CDS researchers propose a mathematical framework to study under what conditions an artificial system can learn meaning by solely observing text produced by humans
CDS PhD student William Merrill recently published a research paper, “Entailment Semantics Can Be Extracted from an Ideal Language Model” along with Alex Warstadt, a former NYU PhD student now at ETH Zürich, and Tal Linzen, CDS Assistant Professor of Linguistics and Data Science at NYU. The research brings together the fields of linguistics and data science, offering a theoretical analysis of the potential and limitations of language processing technologies.
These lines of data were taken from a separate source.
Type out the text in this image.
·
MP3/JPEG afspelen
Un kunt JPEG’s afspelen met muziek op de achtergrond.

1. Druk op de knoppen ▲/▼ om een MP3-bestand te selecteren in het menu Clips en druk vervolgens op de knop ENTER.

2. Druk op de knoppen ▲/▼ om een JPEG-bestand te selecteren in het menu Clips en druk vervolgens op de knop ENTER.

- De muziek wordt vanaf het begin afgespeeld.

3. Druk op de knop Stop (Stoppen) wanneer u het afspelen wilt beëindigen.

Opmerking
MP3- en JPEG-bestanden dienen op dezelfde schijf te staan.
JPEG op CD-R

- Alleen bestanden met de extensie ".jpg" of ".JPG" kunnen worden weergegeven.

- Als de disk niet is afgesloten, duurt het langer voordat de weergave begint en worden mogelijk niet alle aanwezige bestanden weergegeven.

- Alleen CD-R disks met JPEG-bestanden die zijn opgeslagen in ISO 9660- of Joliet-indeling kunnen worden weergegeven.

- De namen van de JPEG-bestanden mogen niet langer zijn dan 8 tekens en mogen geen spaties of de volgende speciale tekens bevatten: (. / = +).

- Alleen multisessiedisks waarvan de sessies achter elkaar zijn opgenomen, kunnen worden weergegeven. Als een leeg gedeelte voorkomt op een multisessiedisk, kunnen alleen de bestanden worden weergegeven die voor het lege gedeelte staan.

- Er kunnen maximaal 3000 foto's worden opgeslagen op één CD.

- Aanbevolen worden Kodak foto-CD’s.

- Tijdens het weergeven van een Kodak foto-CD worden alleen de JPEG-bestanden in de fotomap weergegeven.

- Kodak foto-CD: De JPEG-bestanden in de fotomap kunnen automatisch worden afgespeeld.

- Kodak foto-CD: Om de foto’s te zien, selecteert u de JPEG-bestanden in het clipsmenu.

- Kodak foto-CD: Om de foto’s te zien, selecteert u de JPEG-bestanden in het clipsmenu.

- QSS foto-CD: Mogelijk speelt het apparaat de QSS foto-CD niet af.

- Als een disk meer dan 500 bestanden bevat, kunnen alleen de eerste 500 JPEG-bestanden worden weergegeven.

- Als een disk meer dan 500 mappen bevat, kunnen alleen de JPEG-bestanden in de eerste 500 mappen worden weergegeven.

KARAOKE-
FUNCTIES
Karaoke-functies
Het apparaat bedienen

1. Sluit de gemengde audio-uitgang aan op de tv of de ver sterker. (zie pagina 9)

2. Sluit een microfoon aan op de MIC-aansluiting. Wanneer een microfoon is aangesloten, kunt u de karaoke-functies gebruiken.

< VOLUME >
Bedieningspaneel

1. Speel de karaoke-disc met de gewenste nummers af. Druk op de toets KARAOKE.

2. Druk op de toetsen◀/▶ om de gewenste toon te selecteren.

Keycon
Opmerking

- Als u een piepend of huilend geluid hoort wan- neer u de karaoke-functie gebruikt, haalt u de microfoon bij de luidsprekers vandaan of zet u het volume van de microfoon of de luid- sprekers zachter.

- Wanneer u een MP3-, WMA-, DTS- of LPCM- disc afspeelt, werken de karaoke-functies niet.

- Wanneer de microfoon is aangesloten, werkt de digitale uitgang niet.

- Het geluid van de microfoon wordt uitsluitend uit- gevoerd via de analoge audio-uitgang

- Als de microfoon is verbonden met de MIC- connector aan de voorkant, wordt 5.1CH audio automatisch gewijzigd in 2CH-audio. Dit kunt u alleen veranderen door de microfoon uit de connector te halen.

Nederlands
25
Many recent advances in language technology are powered by language models: systems that learn to generate sentences by observing a vast number of sentences from text downloaded from the Internet. Currently, researchers are debating if language models can learn the meaning of sentences simply by observing which words are likely to occur together. One piece of linguistic meaning is entailment: knowing when one sentence requires another one to be true. For example, Mary and John went to the store entails Mary went to the store.
Picking up on entailment is a fundamental part of humans’ ability to use language. Unlike language models, when humans learn language, we process more information than just a string of sentences: we interact with the physical world and experience emotions, movement, sound, and so on. Language models don’t have the same access to this information, so it is unclear whether they can learn which sentences entail which simply by observing a large number of sentences.
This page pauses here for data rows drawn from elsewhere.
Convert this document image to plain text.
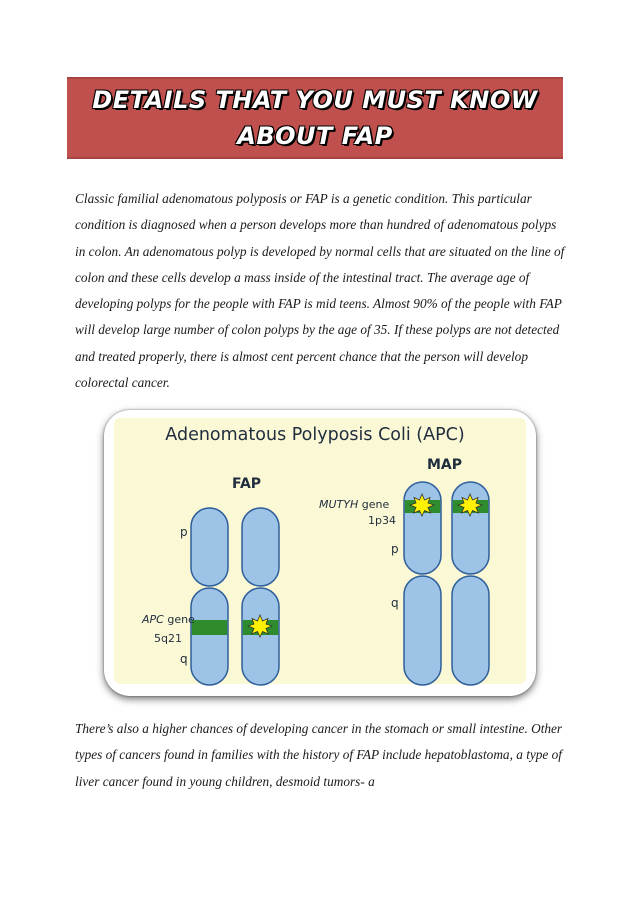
DETAILS THAT YOU MUST KNOW ABOUT FAP

Classic familial adenomatous polyposis or FAP is a genetic condition. This particular condition is diagnosed when a person develops more than hundred of adenomatous polyps in colon. An adenomatous polyp is developed by normal cells that are situated on the line of colon and these cells develop a mass inside of the intestinal tract. The average age of developing polyps for the people with FAP is mid teens. Almost 90% of the people with FAP will develop large number of colon polyps by the age of 35. If these polyps are not detected and treated properly, there is almost cent percent chance that the person will develop colorectal cancer.

Adenomatous Polyposis Coli (APC)
FAP
MAP
p
APC gene
5q21
q
MUTYH gene
1p34
p
q

There’s also a higher chances of developing cancer in the stomach or small intestine. Other types of cancers found in families with the history of FAP include hepatoblastoma, a type of liver cancer found in young children, desmoid tumors- a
The research paper suggests that entailments between sentences can be drawn out from language models. Moreover, it provides a simple equation describing whether one sentence entails another sentence using a language model. This equation relies on the fact that the text language models learn from is written by humans with the goal of conveying information in mind, as the linguistic theory of pragmatics suggests. “Our results reveal a pathway for understanding the semantic information encoded in unlabeled linguistic data and a potential framework for extracting semantics from language models,” states the research paper. However, the model must perfectly learn its target distribution, which the research shows can be very difficult. To fully realize the method proposed by the study, further technological advances may be needed.
“For future work, we are interested in developing algorithms to extract entailment judgments from language models,” said William. “Doing so would allow us to better understand the implicit ‘beliefs’ that language models pick up from their training data.”
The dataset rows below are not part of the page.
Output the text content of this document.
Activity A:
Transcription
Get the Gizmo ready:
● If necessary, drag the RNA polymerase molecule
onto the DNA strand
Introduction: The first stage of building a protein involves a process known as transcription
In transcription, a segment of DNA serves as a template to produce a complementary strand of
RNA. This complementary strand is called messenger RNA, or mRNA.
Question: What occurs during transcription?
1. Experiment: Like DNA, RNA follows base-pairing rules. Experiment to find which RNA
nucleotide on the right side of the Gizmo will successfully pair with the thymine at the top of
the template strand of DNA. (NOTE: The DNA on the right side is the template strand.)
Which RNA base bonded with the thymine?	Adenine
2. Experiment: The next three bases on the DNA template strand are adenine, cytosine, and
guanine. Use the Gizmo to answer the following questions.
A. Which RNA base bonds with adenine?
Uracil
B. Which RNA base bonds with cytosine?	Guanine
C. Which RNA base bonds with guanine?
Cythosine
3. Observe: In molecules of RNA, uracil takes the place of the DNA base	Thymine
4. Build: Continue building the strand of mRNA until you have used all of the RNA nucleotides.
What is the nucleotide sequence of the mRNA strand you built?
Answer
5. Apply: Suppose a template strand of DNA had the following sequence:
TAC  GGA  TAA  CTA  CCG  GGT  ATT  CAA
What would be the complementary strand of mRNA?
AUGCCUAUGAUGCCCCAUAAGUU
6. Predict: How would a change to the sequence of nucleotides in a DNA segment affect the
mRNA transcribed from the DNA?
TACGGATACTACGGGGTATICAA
William and Tal work at the intersection of linguistics, computer science, and data science. Before NYU, William received his B.Sc. in linguistics and computer science from Yale and completed predoctoral research at the Allen Institute for AI. His current research investigates how language models and other natural language processing systems represent the structure and meaning of language from an interdisciplinary perspective.
Tal directs the Computation and Psycholinguistics Lab at NYU, where researchers utilize behavioral experiments and computational methods to study how people process and learn languages. Tal’s work builds on data science techniques to advance understanding of the human mind as well as improve language technologies.
By Meryl Phair